After the tax credit induced “mini-boom” in the spring, home prices should remained pressured through the end of the year, according to the real estate data provider Altos Research.
The average national house price was $474,946 in July, according to the Altos 10-city composite price index. The index fell “significantly” from its high in the summer of last year, when buyers were taking advantage of the homebuyer tax credit. It has declined for the past 11 months. The tax credit expired in April.
It’s a 0.63% decrease from June but up 0.66% over the last three months. Asking prices for homes fell in 19 of the 26 markets tracked. The biggest declines came in Phoenix at 5.1%, Washington, D.C. at 4.1%, and Miami at 3.3%.
While demand is dropping, supply is going up, according to Altos. According to the 10-city composite, there were 311,742 houses in inventory in July, up 2.2% from the previous month and up 3.8% over the last three.
Altos measured increases in 22 of the 26 markets. In Washington, D.C., inventories increased 5.6% in July from the previous month, the largest increase in the country.
“The market, right now, is a veritable case study of the law of supply and demand,” according to the report. “Right now, there’s a whole lot of supply, but very, very little demand. The buyers that drove a flurry of activity during the spring have left a deafening silence in their wake.”

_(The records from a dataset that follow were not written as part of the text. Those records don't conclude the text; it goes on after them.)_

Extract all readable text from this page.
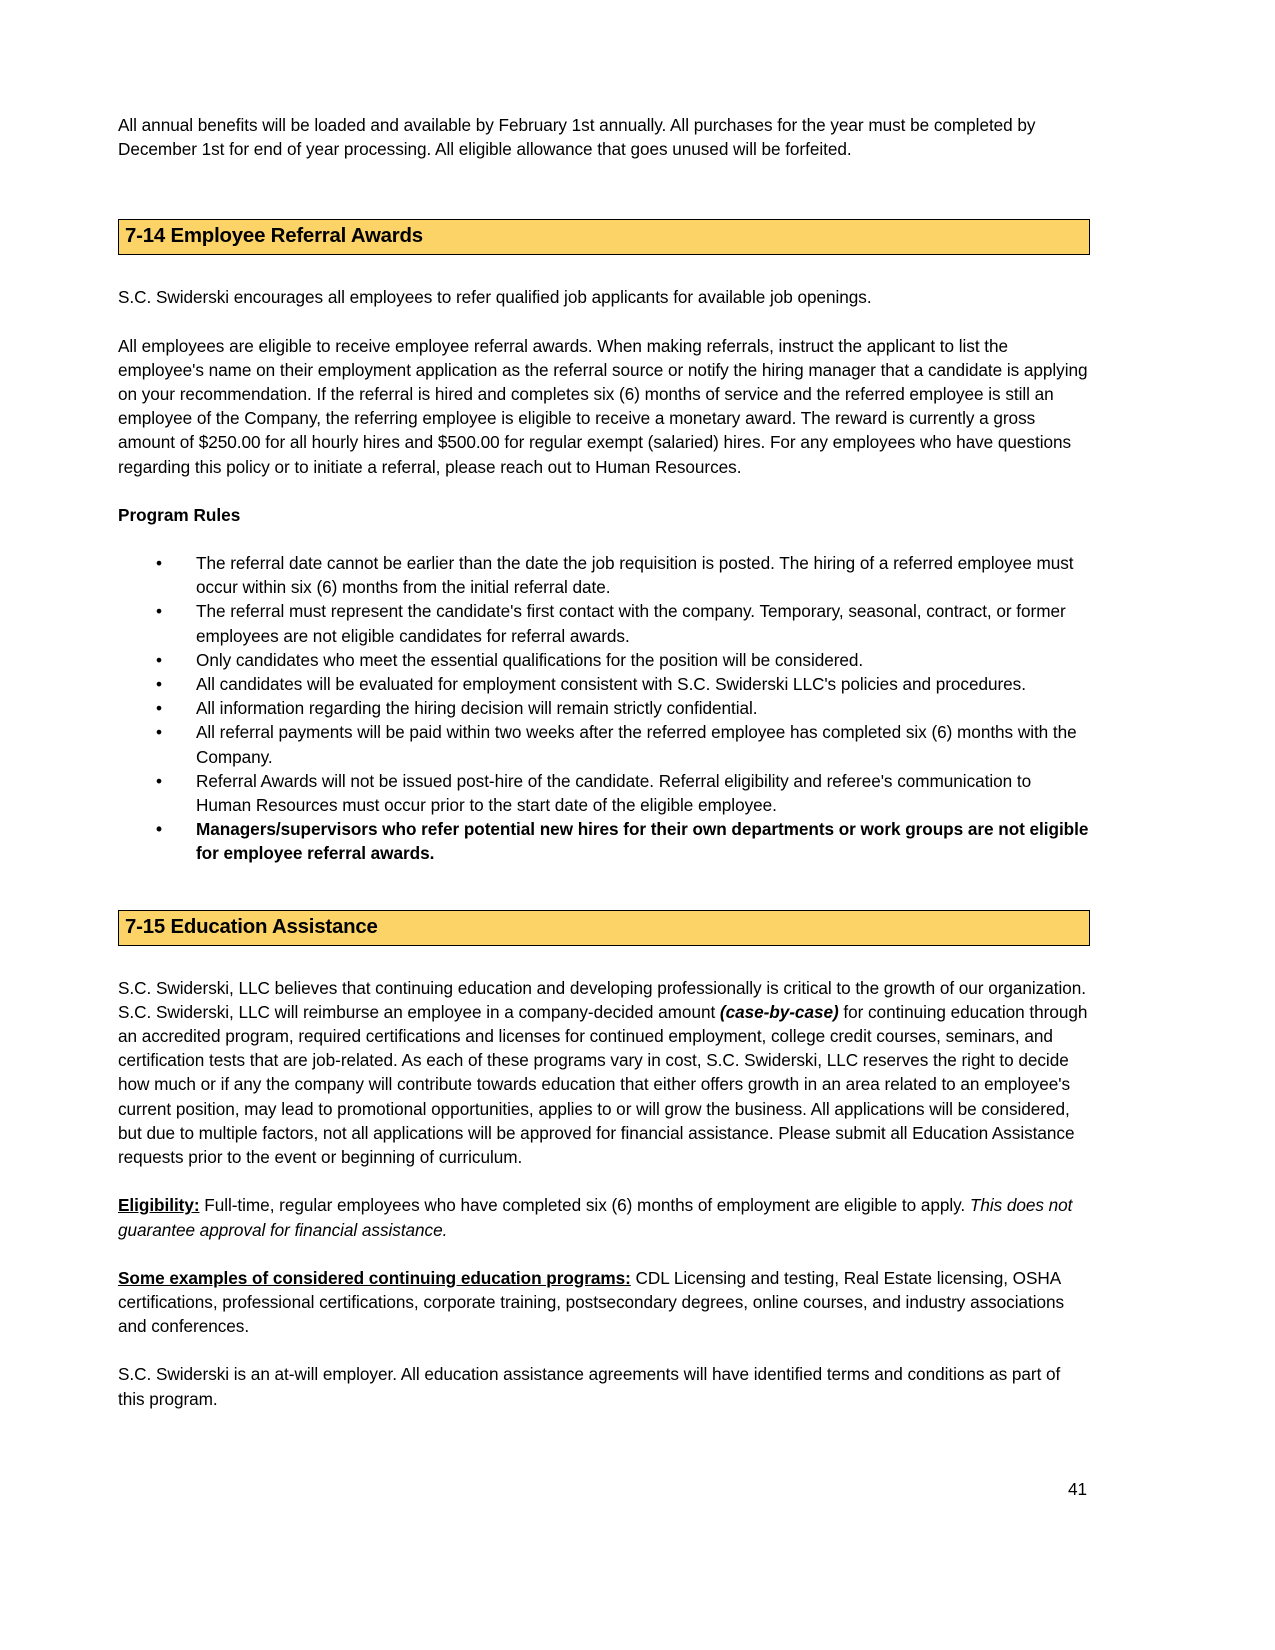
All annual benefits will be loaded and available by February 1st annually. All purchases for the year must be completed by December 1st for end of year processing. All eligible allowance that goes unused will be forfeited.

7-14 Employee Referral Awards

S.C. Swiderski encourages all employees to refer qualified job applicants for available job openings.

All employees are eligible to receive employee referral awards. When making referrals, instruct the applicant to list the employee's name on their employment application as the referral source or notify the hiring manager that a candidate is applying on your recommendation. If the referral is hired and completes six (6) months of service and the referred employee is still an employee of the Company, the referring employee is eligible to receive a monetary award. The reward is currently a gross amount of $250.00 for all hourly hires and $500.00 for regular exempt (salaried) hires. For any employees who have questions regarding this policy or to initiate a referral, please reach out to Human Resources.

Program Rules
• The referral date cannot be earlier than the date the job requisition is posted. The hiring of a referred employee must occur within six (6) months from the initial referral date.
• The referral must represent the candidate's first contact with the company. Temporary, seasonal, contract, or former employees are not eligible candidates for referral awards.
• Only candidates who meet the essential qualifications for the position will be considered.
• All candidates will be evaluated for employment consistent with S.C. Swiderski LLC's policies and procedures.
• All information regarding the hiring decision will remain strictly confidential.
• All referral payments will be paid within two weeks after the referred employee has completed six (6) months with the Company.
• Referral Awards will not be issued post-hire of the candidate. Referral eligibility and referee's communication to Human Resources must occur prior to the start date of the eligible employee.
• Managers/supervisors who refer potential new hires for their own departments or work groups are not eligible for employee referral awards.
7-15 Education Assistance

S.C. Swiderski, LLC believes that continuing education and developing professionally is critical to the growth of our organization. S.C. Swiderski, LLC will reimburse an employee in a company-decided amount (case-by-case) for continuing education through an accredited program, required certifications and licenses for continued employment, college credit courses, seminars, and certification tests that are job-related. As each of these programs vary in cost, S.C. Swiderski, LLC reserves the right to decide how much or if any the company will contribute towards education that either offers growth in an area related to an employee's current position, may lead to promotional opportunities, applies to or will grow the business. All applications will be considered, but due to multiple factors, not all applications will be approved for financial assistance. Please submit all Education Assistance requests prior to the event or beginning of curriculum.

Eligibility: Full-time, regular employees who have completed six (6) months of employment are eligible to apply. This does not guarantee approval for financial assistance.

Some examples of considered continuing education programs: CDL Licensing and testing, Real Estate licensing, OSHA certifications, professional certifications, corporate training, postsecondary degrees, online courses, and industry associations and conferences.

S.C. Swiderski is an at-will employer. All education assistance agreements will have identified terms and conditions as part of this program.

41
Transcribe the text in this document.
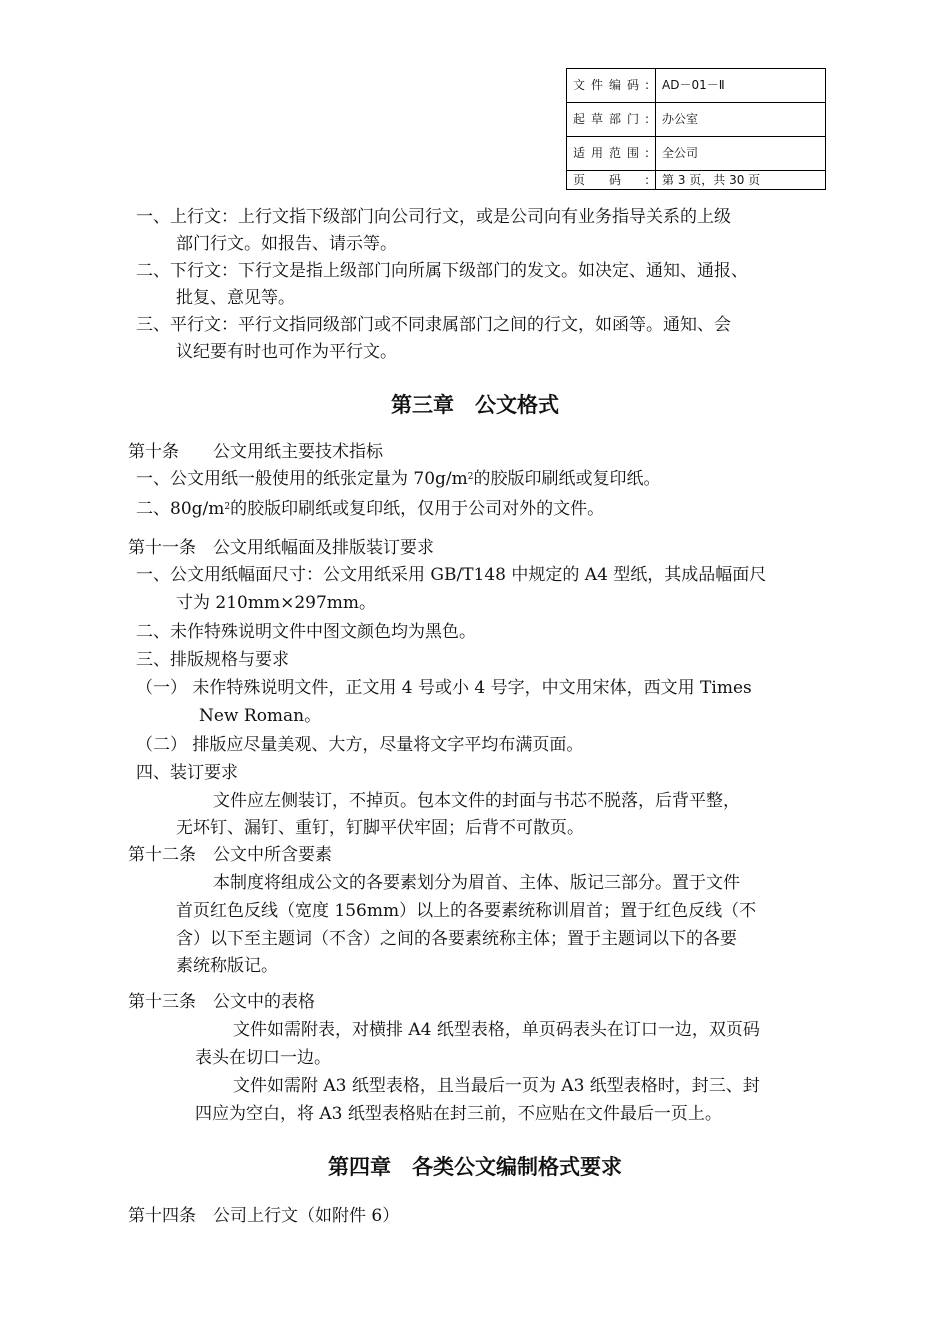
文件编码:	AD－01－Ⅱ
起草部门:	办公室
适用范围:	全公司
页码:	第 3 页，共 30 页
一、上行文：上行文指下级部门向公司行文，或是公司向有业务指导关系的上级
部门行文。如报告、请示等。
二、下行文：下行文是指上级部门向所属下级部门的发文。如决定、通知、通报、
批复、意见等。
三、平行文：平行文指同级部门或不同隶属部门之间的行文，如函等。通知、会
议纪要有时也可作为平行文。
第三章　公文格式
第十条　　公文用纸主要技术指标
一、公文用纸一般使用的纸张定量为 $70g/m^2$的胶版印刷纸或复印纸。
二、$80g/m^2$的胶版印刷纸或复印纸，仅用于公司对外的文件。
第十一条　公文用纸幅面及排版装订要求
一、公文用纸幅面尺寸：公文用纸采用 GB/T148 中规定的 A4 型纸，其成品幅面尺
寸为 210mm×297mm。
二、未作特殊说明文件中图文颜色均为黑色。
三、排版规格与要求
（一） 未作特殊说明文件，正文用 4 号或小 4 号字，中文用宋体，西文用 Times
New Roman。
（二） 排版应尽量美观、大方，尽量将文字平均布满页面。
四、装订要求
文件应左侧装订，不掉页。包本文件的封面与书芯不脱落，后背平整，
无坏钉、漏钉、重钉，钉脚平伏牢固；后背不可散页。
第十二条　公文中所含要素
本制度将组成公文的各要素划分为眉首、主体、版记三部分。置于文件
首页红色反线（宽度 156mm）以上的各要素统称训眉首；置于红色反线（不
含）以下至主题词（不含）之间的各要素统称主体；置于主题词以下的各要
素统称版记。
第十三条　公文中的表格
文件如需附表，对横排 A4 纸型表格，单页码表头在订口一边，双页码
表头在切口一边。
文件如需附 A3 纸型表格，且当最后一页为 A3 纸型表格时，封三、封
四应为空白，将 A3 纸型表格贴在封三前，不应贴在文件最后一页上。
第四章　各类公文编制格式要求
第十四条　公司上行文（如附件 6）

According to the report, even through mortgage rates stay at all-time lows, buyers aren’t being swayed, which means these supply and demand trends should continue through the rest of 2010.
“Increases in inventory nationwide show that demand simply isn’t there. As the market continues to correct itself, and as we head into the seasonally weak fall and winter months, expect more increases in inventory, and likely deepening declines in asking prices,” according to the report.